The Guardian (Charlottetown)

Learning our history is important

- Heather Mallick Heather Mallick is a national affairs writer for Torstar Syndicatio­n Service.

I’m always happy as a clam when I read history. The past was awful. I’m so glad I missed all that.

Can you believe that airline tickets used to be eight layers of carbon paper? You always worried they’d lose a layer and you’d be stuck in Leningrad forever. People smoked on airplanes. Shirts were nylon as were sheets. Women wore primitive menstrual pads like saddles, with elastic belts.

Take the past, you can keep it.

And way further back in 1963, women “could not open a bank account ... or get a mortgage without the support of a husband or father. In Canada, they needed their husband’s written permission to agree to a child’s emergency operation — or even to get a library card.”

So writes journalist Margo Goodhand in her small gem of a history book, “Runaway Wives and Rogue Feminists: The Origins of the Women’s Shelter Movement in Canada,” about the women’s undergroun­d railroad rescuing wives from violent marriages and the 1973 creation of the first battered women’s shelter. Before that women had nowhere to go to escape a husband who beat them bloody.

It was even harder if you had children and had to find a job and a place to stay in an era when women’s pay was derisory and daycare didn’t exist as such. Women were supposed to stay home, at home, inside the home, where they belonged.

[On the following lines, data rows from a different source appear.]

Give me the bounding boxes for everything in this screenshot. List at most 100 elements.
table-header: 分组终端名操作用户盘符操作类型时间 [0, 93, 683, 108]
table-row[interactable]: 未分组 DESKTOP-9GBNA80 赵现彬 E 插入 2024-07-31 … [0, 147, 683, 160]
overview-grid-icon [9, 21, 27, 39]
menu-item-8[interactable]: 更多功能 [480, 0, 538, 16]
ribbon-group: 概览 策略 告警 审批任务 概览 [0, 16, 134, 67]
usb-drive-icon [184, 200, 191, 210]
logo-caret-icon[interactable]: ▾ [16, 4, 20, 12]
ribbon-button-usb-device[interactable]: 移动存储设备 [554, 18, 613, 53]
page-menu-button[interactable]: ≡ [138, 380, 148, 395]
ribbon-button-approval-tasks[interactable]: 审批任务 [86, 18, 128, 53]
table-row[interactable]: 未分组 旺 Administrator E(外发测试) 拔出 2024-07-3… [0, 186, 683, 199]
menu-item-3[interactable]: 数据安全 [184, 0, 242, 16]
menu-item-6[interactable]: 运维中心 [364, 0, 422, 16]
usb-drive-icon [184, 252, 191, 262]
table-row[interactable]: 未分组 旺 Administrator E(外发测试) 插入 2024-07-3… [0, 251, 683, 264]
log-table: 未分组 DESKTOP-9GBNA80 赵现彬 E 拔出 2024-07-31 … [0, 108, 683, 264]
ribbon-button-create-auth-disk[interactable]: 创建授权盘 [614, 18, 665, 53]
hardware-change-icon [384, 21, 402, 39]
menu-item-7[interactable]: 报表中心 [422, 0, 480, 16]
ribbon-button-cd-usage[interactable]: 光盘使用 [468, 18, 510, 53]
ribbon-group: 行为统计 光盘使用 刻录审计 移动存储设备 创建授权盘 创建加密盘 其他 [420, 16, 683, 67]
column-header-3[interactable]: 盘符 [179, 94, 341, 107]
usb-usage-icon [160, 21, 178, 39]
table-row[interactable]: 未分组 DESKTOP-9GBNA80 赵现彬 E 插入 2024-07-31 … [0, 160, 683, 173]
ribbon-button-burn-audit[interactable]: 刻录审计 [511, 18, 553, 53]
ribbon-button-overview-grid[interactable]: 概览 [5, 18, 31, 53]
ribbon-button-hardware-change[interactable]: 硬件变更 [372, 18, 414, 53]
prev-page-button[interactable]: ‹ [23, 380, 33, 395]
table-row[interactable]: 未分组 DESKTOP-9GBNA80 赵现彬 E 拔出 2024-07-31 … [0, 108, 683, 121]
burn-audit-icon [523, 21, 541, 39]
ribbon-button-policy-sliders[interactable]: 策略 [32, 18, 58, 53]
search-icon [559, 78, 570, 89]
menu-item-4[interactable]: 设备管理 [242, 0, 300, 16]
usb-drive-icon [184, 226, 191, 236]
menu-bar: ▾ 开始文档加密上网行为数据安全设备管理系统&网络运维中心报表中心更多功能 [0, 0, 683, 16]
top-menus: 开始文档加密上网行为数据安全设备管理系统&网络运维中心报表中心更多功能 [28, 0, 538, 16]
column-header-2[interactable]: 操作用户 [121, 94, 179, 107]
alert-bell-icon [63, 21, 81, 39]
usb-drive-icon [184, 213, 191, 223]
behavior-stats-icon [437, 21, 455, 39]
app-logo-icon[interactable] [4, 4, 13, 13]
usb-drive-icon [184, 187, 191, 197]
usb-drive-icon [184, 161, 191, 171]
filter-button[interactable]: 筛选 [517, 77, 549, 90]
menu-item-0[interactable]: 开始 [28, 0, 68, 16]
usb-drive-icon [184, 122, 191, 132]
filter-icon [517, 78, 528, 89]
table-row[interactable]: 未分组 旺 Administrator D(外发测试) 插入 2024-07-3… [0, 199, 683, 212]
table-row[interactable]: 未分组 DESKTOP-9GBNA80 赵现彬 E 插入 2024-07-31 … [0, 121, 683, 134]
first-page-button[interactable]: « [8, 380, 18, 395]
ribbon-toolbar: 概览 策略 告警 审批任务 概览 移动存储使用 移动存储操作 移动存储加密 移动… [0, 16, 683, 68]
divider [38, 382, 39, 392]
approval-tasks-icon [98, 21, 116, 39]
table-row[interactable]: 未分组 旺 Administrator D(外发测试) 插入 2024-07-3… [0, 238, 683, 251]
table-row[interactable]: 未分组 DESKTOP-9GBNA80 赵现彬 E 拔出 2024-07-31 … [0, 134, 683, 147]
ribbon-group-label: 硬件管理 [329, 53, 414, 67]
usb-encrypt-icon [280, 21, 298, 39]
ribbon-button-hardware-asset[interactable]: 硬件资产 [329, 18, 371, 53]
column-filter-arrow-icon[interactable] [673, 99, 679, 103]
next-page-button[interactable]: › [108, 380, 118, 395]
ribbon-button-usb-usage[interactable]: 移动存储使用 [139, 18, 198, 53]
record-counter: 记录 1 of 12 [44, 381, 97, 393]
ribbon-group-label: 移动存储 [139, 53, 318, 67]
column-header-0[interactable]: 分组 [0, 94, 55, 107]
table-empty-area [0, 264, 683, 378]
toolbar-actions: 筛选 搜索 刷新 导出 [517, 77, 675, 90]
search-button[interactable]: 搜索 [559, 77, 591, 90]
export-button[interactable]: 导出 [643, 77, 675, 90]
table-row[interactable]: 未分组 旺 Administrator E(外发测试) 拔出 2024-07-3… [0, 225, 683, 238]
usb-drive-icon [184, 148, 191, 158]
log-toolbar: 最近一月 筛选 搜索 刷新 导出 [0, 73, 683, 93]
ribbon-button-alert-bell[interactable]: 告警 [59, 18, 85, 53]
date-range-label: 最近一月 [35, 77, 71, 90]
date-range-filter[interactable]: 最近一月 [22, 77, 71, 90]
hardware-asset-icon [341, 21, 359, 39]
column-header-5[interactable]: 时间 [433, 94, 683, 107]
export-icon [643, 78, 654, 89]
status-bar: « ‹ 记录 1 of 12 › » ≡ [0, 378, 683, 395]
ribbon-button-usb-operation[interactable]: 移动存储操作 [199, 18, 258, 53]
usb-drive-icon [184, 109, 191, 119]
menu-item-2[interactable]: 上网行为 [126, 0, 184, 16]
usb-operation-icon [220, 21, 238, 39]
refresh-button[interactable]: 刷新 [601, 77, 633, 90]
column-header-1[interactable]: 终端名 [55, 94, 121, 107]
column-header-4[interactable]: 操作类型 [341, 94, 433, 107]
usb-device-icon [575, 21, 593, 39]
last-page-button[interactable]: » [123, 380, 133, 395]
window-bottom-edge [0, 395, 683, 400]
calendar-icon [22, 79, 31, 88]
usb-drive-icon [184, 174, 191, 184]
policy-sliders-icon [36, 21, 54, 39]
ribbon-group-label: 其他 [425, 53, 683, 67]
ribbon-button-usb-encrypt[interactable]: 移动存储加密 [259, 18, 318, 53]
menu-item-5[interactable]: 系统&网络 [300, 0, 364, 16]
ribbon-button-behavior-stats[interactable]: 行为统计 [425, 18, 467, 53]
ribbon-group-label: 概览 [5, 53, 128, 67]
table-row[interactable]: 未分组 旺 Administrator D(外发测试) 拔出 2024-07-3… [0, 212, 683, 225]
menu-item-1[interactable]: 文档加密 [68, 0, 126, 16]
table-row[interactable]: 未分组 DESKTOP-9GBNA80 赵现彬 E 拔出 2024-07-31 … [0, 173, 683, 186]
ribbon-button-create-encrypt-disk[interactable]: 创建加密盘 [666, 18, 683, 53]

Home could kill women.

Beating your wife wasn’t considered a crime. It has been a constant of history.

As Goodhand writes, law in 2500 BC Babylonia stated that the name of a woman who verbally abused her husband “was to be engraved on a brick which was then to be used to bash out her teeth.”

Nothing much improved. Rape within marriage wasn’t even recognized as a crime in Canada until 1983. Goodhand sums it up: the police didn’t care. They didn’t consider “family disputes” to be a criminal matter. “They would occasional­ly take a woman to hospital if her wounds were bad enough, or to a skid row hotel if they were minor.”

If she wanted to pursue charges, she had to do it. It was her against him. She was without help.

In that era, federal, provincial and city government­s did good work for women’s rights, though it seems so feeble now. This year, politician­s like Ottawa Mayor Jim Watson backed Ontario Attorney General Yasir Naqvi in creating bubble zones around abortion clinics and the homes of clinic staff to protect everyone from the anti-abortion demonstrat­ors who had been tormenting them for decades.

You can no longer spit on patients, you cannot terrify staff, you cannot haunt their homes. I like this, good men joining the battle for women’s rights. But it took so long. It’s 2017 and life is still so difficult for women.

Goodhand’s book is a marker, a reminder, a handbook for young women to read and understand just how much worse it was for Canadian women very recently. And by that, yes, I’m implying that if things begin to slip back as they have in the U.S., this is what it will be like for you and your daughters.

In 1971, average earnings for men were $8,513 while women earned $4,755. By 1975, the gap was bigger. And look at us women now in 2017, with a large pay gap, almost non-existent on corporate boards, rare in management, continuing sexual harassment and whole fields — STEM (science, technology, engineerin­g and math), medicine, law, politics, architectu­re — still resisting women, particular­ly those of colour.

Goodhand offers a fine portrait of the birth of women’s shelters in Canada — including the first, Interval House in Toronto — all built by women working together as a team for solitary women suffering alone inside houses. The sisterhood is disparaged now but there was a time when women formed common cause.

They did not demean other women. They worked to help them. They did not, for instance, sign letters defending Al Franken, who groped young women and say he hadn’t done it to them, as if that were relevant. It puzzles me that the American women who signed this letter worked in the era when Canadian feminism was roaring ahead.

Now they have aged out of passionate feminism. They have no interest in the suffering of the young.

And that’s why you need to read Goodhand’s history of how women helped women, with good men, too. Without it, will we know how to defend ourselves?